Het is de toon die de muziek maakt, de stemming bepaalt, en de herinnering kleurt.
De zitting zou Pieter K. heugen. Hij was verdachte en hij moest zich verweren tegen het verwijt dat hij zich had laten aanleunen dat er voor hem benzine was getankt met een verduisterde tankpas. ‘Medeplegen van diefstal van benzine’ heette dat, kort samengevat. Een vriend van hem had de benzine aangeboden, om niet, een aantal malen, en K. had er eerder toewijding in gezocht, dan leepheid. Weliswaar zou die toewijding niet hebben bestaan als die vriend niet op miraculeuze wijze had beschikt over de magische tankpas, maar daar wist K. niets van. Dat was zijn verhaal, maar de politierechter bleek een andere duiding te hebben van de werkelijkheid en veroordeelde K. conform de tenlastelegging. Na het appèl had de zaak twee jaar liggen wachten in de voorraadkast van het hof, maar toen de zaak ter zitting werd uitgeroepen, bogen drie raadsheren zich over het feit en die deden dat met een inzet, alsof het gisteren was gebeurd en alsof de rechtsorde nog niet was bijgekomen van de schok. ‘Waarom bent u eigenlijk in hoger beroep gegaan?’ vroeg de voorzitter. ‘Wel, ik heb weleens in de krant gelezen, dat je voor zo’n zaak veel minder straf krijgt,’ antwoordde K.
‘O… Dat-heeft-u-in-de-krant-gelezen!’ De voorzitter herhaalde het antwoord op slepende toon, met de nadruk op elk woord, alsof het hem tot diep nadenken aanzette. Of wilde hij daarmee zeggen dat hij het grote onzin vond? Hoe dan ook, het werd de opmaat voor een kritische ondervraging, waarbij de verdachte weinig ruimte werd gegund. Hij had tevoren duidelijk voor ogen wat hij zou gaan zeggen, over die vriend die hem matste met de benzine, gewoon uit aardigheid, en dat hij nooit kon vermoeden dat diezelfde aardigheid zou kantelen in diefstal. De staccato ondervraging maakte hem echter onzeker over zijn eigen verhaal. Daarbij had de aangever een heel ander relaas en op een gegeven moment hield de voorzitter dit aan de verdachte voor: ‘Dus die aangever liegt?’ K., die lichte zenuwtrekken in zijn gezicht had gekregen nu elk antwoord halverwege werd afgebroken, koos een voorzichtige benadering: ‘Hij kan liegen, maar ik…’
‘Ah, u zegt: “Hij kan…” dus u laat zelf open dat er ook een andere werkelijkheid bestaat!’

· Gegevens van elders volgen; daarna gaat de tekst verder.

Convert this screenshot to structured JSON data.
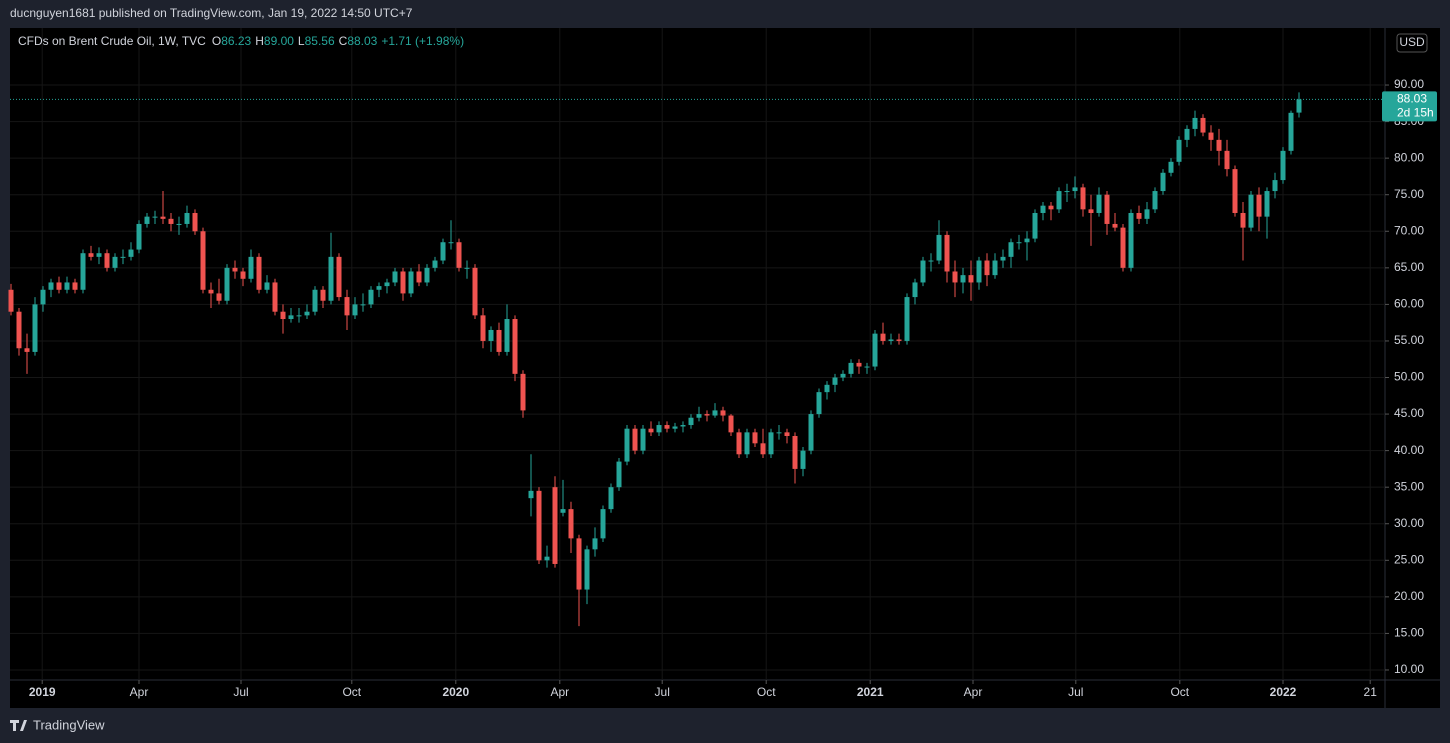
{
  "header": {
    "publisher": "ducnguyen1681 published on TradingView.com, Jan 19, 2022 14:50 UTC+7",
    "footer": "TradingView"
  },
  "chart_data": {
    "type": "candlestick",
    "title": "CFDs on Brent Crude Oil, 1W, TVC",
    "ohlc_legend": [
      {
        "label": "O",
        "value": "86.23"
      },
      {
        "label": "H",
        "value": "89.00"
      },
      {
        "label": "L",
        "value": "85.56"
      },
      {
        "label": "C",
        "value": "88.03"
      }
    ],
    "change": "+1.71 (+1.98%)",
    "currency": "USD",
    "last_price": 88.03,
    "countdown": "2d 15h",
    "up_color": "#26a69a",
    "down_color": "#ef5350",
    "grid": true,
    "ylim": [
      8.63,
      97.8
    ],
    "yticks": [
      {
        "value": 10,
        "label": "10.00"
      },
      {
        "value": 15,
        "label": "15.00"
      },
      {
        "value": 20,
        "label": "20.00"
      },
      {
        "value": 25,
        "label": "25.00"
      },
      {
        "value": 30,
        "label": "30.00"
      },
      {
        "value": 35,
        "label": "35.00"
      },
      {
        "value": 40,
        "label": "40.00"
      },
      {
        "value": 45,
        "label": "45.00"
      },
      {
        "value": 50,
        "label": "50.00"
      },
      {
        "value": 55,
        "label": "55.00"
      },
      {
        "value": 60,
        "label": "60.00"
      },
      {
        "value": 65,
        "label": "65.00"
      },
      {
        "value": 70,
        "label": "70.00"
      },
      {
        "value": 75,
        "label": "75.00"
      },
      {
        "value": 80,
        "label": "80.00"
      },
      {
        "value": 85,
        "label": "85.00"
      },
      {
        "value": 90,
        "label": "90.00"
      }
    ],
    "xlim": [
      -0.125,
      171.75
    ],
    "xticks": [
      {
        "value": 3.9,
        "label": "2019"
      },
      {
        "value": 16,
        "label": "Apr"
      },
      {
        "value": 28.75,
        "label": "Jul"
      },
      {
        "value": 42.6,
        "label": "Oct"
      },
      {
        "value": 55.6,
        "label": "2020"
      },
      {
        "value": 68.6,
        "label": "Apr"
      },
      {
        "value": 81.4,
        "label": "Jul"
      },
      {
        "value": 94.4,
        "label": "Oct"
      },
      {
        "value": 107.4,
        "label": "2021"
      },
      {
        "value": 120.25,
        "label": "Apr"
      },
      {
        "value": 133.1,
        "label": "Jul"
      },
      {
        "value": 146.1,
        "label": "Oct"
      },
      {
        "value": 159,
        "label": "2022"
      },
      {
        "value": 169.9,
        "label": "21"
      }
    ],
    "candles": [
      [
        62,
        62.8,
        58.5,
        59
      ],
      [
        59,
        59.5,
        53,
        54
      ],
      [
        54,
        56,
        50.5,
        53.5
      ],
      [
        53.5,
        61,
        53,
        60
      ],
      [
        60,
        62.5,
        59,
        62
      ],
      [
        62,
        63.5,
        61,
        63
      ],
      [
        63,
        63.8,
        61.5,
        62
      ],
      [
        62,
        63.8,
        61.5,
        63
      ],
      [
        63,
        63.5,
        61.5,
        62
      ],
      [
        62,
        67.5,
        61.5,
        67
      ],
      [
        67,
        68,
        66,
        66.5
      ],
      [
        66.5,
        67.8,
        65.5,
        67
      ],
      [
        67,
        67.5,
        64.5,
        65
      ],
      [
        65,
        67,
        64.5,
        66.5
      ],
      [
        66.5,
        67.5,
        65.5,
        66.5
      ],
      [
        66.5,
        68.5,
        66,
        67.5
      ],
      [
        67.5,
        71.5,
        67,
        71
      ],
      [
        71,
        72.5,
        70.5,
        72
      ],
      [
        72,
        72.8,
        71,
        72
      ],
      [
        72,
        75.5,
        71,
        71.7
      ],
      [
        71.7,
        72.5,
        70,
        71
      ],
      [
        71,
        72,
        69.5,
        71
      ],
      [
        71,
        73.5,
        70.5,
        72.5
      ],
      [
        72.5,
        73,
        69.5,
        70
      ],
      [
        70,
        70.5,
        61.5,
        62
      ],
      [
        62,
        63,
        59.5,
        61.5
      ],
      [
        61.5,
        63.5,
        60,
        60.5
      ],
      [
        60.5,
        65.5,
        60,
        65
      ],
      [
        65,
        66,
        63.5,
        64.5
      ],
      [
        64.5,
        65,
        62.5,
        63.5
      ],
      [
        63.5,
        67.5,
        63,
        66.5
      ],
      [
        66.5,
        67,
        61.5,
        62
      ],
      [
        62,
        64,
        61.5,
        63
      ],
      [
        63,
        63.5,
        58.5,
        59
      ],
      [
        59,
        60,
        56,
        58
      ],
      [
        58,
        59.5,
        57.5,
        58.5
      ],
      [
        58.5,
        59.5,
        57.5,
        58.5
      ],
      [
        58.5,
        60,
        58,
        59
      ],
      [
        59,
        62.5,
        58.5,
        62
      ],
      [
        62,
        62.5,
        59.5,
        60.5
      ],
      [
        60.5,
        69.8,
        60,
        66.5
      ],
      [
        66.5,
        67,
        60.5,
        61
      ],
      [
        61,
        62,
        56.5,
        58.5
      ],
      [
        58.5,
        61,
        58,
        60
      ],
      [
        60,
        61.5,
        59,
        60
      ],
      [
        60,
        62.5,
        59.5,
        62
      ],
      [
        62,
        63,
        61,
        62.5
      ],
      [
        62.5,
        63.5,
        61.5,
        63
      ],
      [
        63,
        65,
        62.5,
        64.5
      ],
      [
        64.5,
        65,
        60.5,
        61.5
      ],
      [
        61.5,
        65,
        61,
        64.5
      ],
      [
        64.5,
        65.5,
        62.5,
        63
      ],
      [
        63,
        65.5,
        62.5,
        65
      ],
      [
        65,
        66.5,
        64.5,
        66
      ],
      [
        66,
        69,
        65.5,
        68.5
      ],
      [
        68.5,
        71.5,
        67.5,
        68.5
      ],
      [
        68.5,
        69,
        64.5,
        65
      ],
      [
        65,
        66,
        63.5,
        65
      ],
      [
        65,
        65.5,
        58,
        58.5
      ],
      [
        58.5,
        59.5,
        54,
        55
      ],
      [
        55,
        57,
        53.5,
        56.5
      ],
      [
        56.5,
        57.5,
        53,
        53.5
      ],
      [
        53.5,
        60,
        53,
        58
      ],
      [
        58,
        58.5,
        49.5,
        50.5
      ],
      [
        50.5,
        51,
        44.5,
        45.5
      ],
      [
        33.5,
        39.5,
        31,
        34.5
      ],
      [
        34.5,
        35,
        24.5,
        25
      ],
      [
        25,
        27,
        24,
        25.5
      ],
      [
        35,
        36.5,
        24,
        24.5
      ],
      [
        31.5,
        36,
        31,
        32
      ],
      [
        32,
        33,
        26,
        28
      ],
      [
        28,
        28.5,
        16,
        21
      ],
      [
        21,
        27,
        19,
        26.5
      ],
      [
        26.5,
        29.5,
        25.5,
        28
      ],
      [
        28,
        32.5,
        27.5,
        32
      ],
      [
        32,
        35.5,
        31.5,
        35
      ],
      [
        35,
        39,
        34.5,
        38.5
      ],
      [
        38.5,
        43.5,
        38,
        43
      ],
      [
        43,
        43.5,
        39.5,
        40
      ],
      [
        40,
        43.5,
        39.5,
        43
      ],
      [
        43,
        44,
        42,
        42.5
      ],
      [
        42.5,
        44,
        42,
        43.5
      ],
      [
        43.5,
        44,
        42.5,
        43
      ],
      [
        43,
        43.8,
        42.5,
        43.3
      ],
      [
        43.3,
        44,
        42.5,
        43.5
      ],
      [
        43.5,
        45,
        43,
        44.5
      ],
      [
        44.5,
        46,
        44,
        45
      ],
      [
        45,
        45.5,
        44,
        44.8
      ],
      [
        44.8,
        46.5,
        44.5,
        45.5
      ],
      [
        45.5,
        46,
        44,
        44.8
      ],
      [
        44.8,
        45,
        42,
        42.5
      ],
      [
        42.5,
        43,
        39,
        39.5
      ],
      [
        39.5,
        43,
        39,
        42.5
      ],
      [
        42.5,
        43,
        40.5,
        41
      ],
      [
        41,
        43,
        39,
        39.5
      ],
      [
        39.5,
        43,
        39,
        42.5
      ],
      [
        42.5,
        43.5,
        41.5,
        42.5
      ],
      [
        42.5,
        43,
        41,
        42
      ],
      [
        42,
        42.5,
        35.5,
        37.5
      ],
      [
        37.5,
        40.5,
        36.5,
        40
      ],
      [
        40,
        45.5,
        39.5,
        45
      ],
      [
        45,
        48.5,
        44.5,
        48
      ],
      [
        48,
        49.5,
        47,
        49
      ],
      [
        49,
        50.5,
        48,
        50
      ],
      [
        50,
        51,
        49.5,
        50.5
      ],
      [
        50.5,
        52.5,
        50,
        52
      ],
      [
        52,
        52.5,
        50.5,
        51.5
      ],
      [
        51.5,
        52,
        50.5,
        51.5
      ],
      [
        51.5,
        56.5,
        51,
        56
      ],
      [
        56,
        57.5,
        54.5,
        55
      ],
      [
        55,
        56,
        54.5,
        55.2
      ],
      [
        55.2,
        56,
        54.5,
        55
      ],
      [
        55,
        61.5,
        54.5,
        61
      ],
      [
        61,
        63.5,
        60,
        63
      ],
      [
        63,
        66.5,
        62.5,
        66
      ],
      [
        66,
        67,
        64.5,
        66
      ],
      [
        66,
        71.5,
        65.5,
        69.5
      ],
      [
        69.5,
        70,
        63,
        64.5
      ],
      [
        64.5,
        66,
        61,
        63
      ],
      [
        63,
        65,
        61.5,
        64
      ],
      [
        64,
        66,
        60.5,
        63
      ],
      [
        63,
        66.5,
        62,
        66
      ],
      [
        66,
        67,
        62.5,
        64
      ],
      [
        64,
        67,
        63.5,
        66
      ],
      [
        66,
        67.5,
        65,
        66.5
      ],
      [
        66.5,
        69,
        65,
        68.5
      ],
      [
        68.5,
        69.5,
        67.5,
        68.5
      ],
      [
        68.5,
        70,
        66,
        69
      ],
      [
        69,
        73,
        68.5,
        72.5
      ],
      [
        72.5,
        74,
        71.5,
        73.5
      ],
      [
        73.5,
        74,
        71.5,
        73
      ],
      [
        73,
        76,
        72.5,
        75.5
      ],
      [
        75.5,
        76.5,
        74,
        75.5
      ],
      [
        75.5,
        77.5,
        74.5,
        76
      ],
      [
        76,
        76.5,
        72,
        73
      ],
      [
        73,
        75,
        68,
        72.5
      ],
      [
        72.5,
        76,
        72,
        75
      ],
      [
        75,
        75.5,
        69.5,
        71
      ],
      [
        71,
        72.5,
        70,
        70.5
      ],
      [
        70.5,
        71,
        64.5,
        65
      ],
      [
        65,
        73,
        64.5,
        72.5
      ],
      [
        72.5,
        73.5,
        71,
        71.7
      ],
      [
        71.7,
        74,
        71,
        73
      ],
      [
        73,
        76,
        72.5,
        75.5
      ],
      [
        75.5,
        78.5,
        75,
        78
      ],
      [
        78,
        80,
        77.5,
        79.5
      ],
      [
        79.5,
        83,
        79,
        82.5
      ],
      [
        82.5,
        84.5,
        81.5,
        84
      ],
      [
        84,
        86.5,
        83,
        85.5
      ],
      [
        85.5,
        86,
        83,
        83.5
      ],
      [
        83.5,
        84.5,
        81,
        82.5
      ],
      [
        82.5,
        84,
        79,
        81
      ],
      [
        81,
        82.5,
        77.5,
        78.5
      ],
      [
        78.5,
        79,
        72,
        72.5
      ],
      [
        72.5,
        74,
        66,
        70.5
      ],
      [
        70.5,
        75.5,
        70,
        75
      ],
      [
        75,
        76,
        70,
        72
      ],
      [
        72,
        76,
        69,
        75.5
      ],
      [
        75.5,
        78,
        74.5,
        77
      ],
      [
        77,
        81.5,
        76.5,
        81
      ],
      [
        81,
        86.5,
        80.5,
        86.2
      ],
      [
        86.23,
        89,
        85.56,
        88.03
      ]
    ]
  }
}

De raadsman had tot dan toe zwijgend het tafereel aanschouwd, zij het met groeiend ongenoegen. Hij stond nu op en zei: ‘Meneer de voorzitter, ik maak ernstig bezwaar tegen de wijze waarop u mijn cliënt afslacht.’
Voor het eerst viel er een stilte. De zenuwtrekken in het gelaat van K. verhevigden zich. Voor hem was het duidelijk dat hij in een vrije val was gekomen. De voorzitter rekte de stilte, waardoor het ongemak alleen maar groter werd. Uiteindelijk richtte hij het woord tot de raadsman en zei op een wat plechtige toon: ‘U zei: afslachten.’
En weer even die stilte. Vervolgens: ‘Ik deel uw woordkeuze niet.’ De oudste raadsheer boog iets naar voren en voegde er aan toe: ‘En dat is nog zacht gezegd.’
De behandeling werd voortgezet, maar niemand had er nog aardigheid in. De uitspraak, na veertien dagen, luidde dat de feiten wellicht oplichting hadden opgeleverd, als dat ten laste was gelegd, maar geen diefstal. K. ging vrijuit. Hij zal, gezien de toon van de zitting, niet het gevoel hebben gehad dat de uitspraak hem werd gegund. De onverwachte wending op een onverwacht argument had hem tot figurant in eigen zaak gemaakt. Als hij zoiets in de krant was tegengekomen, had hij het niet geloofd.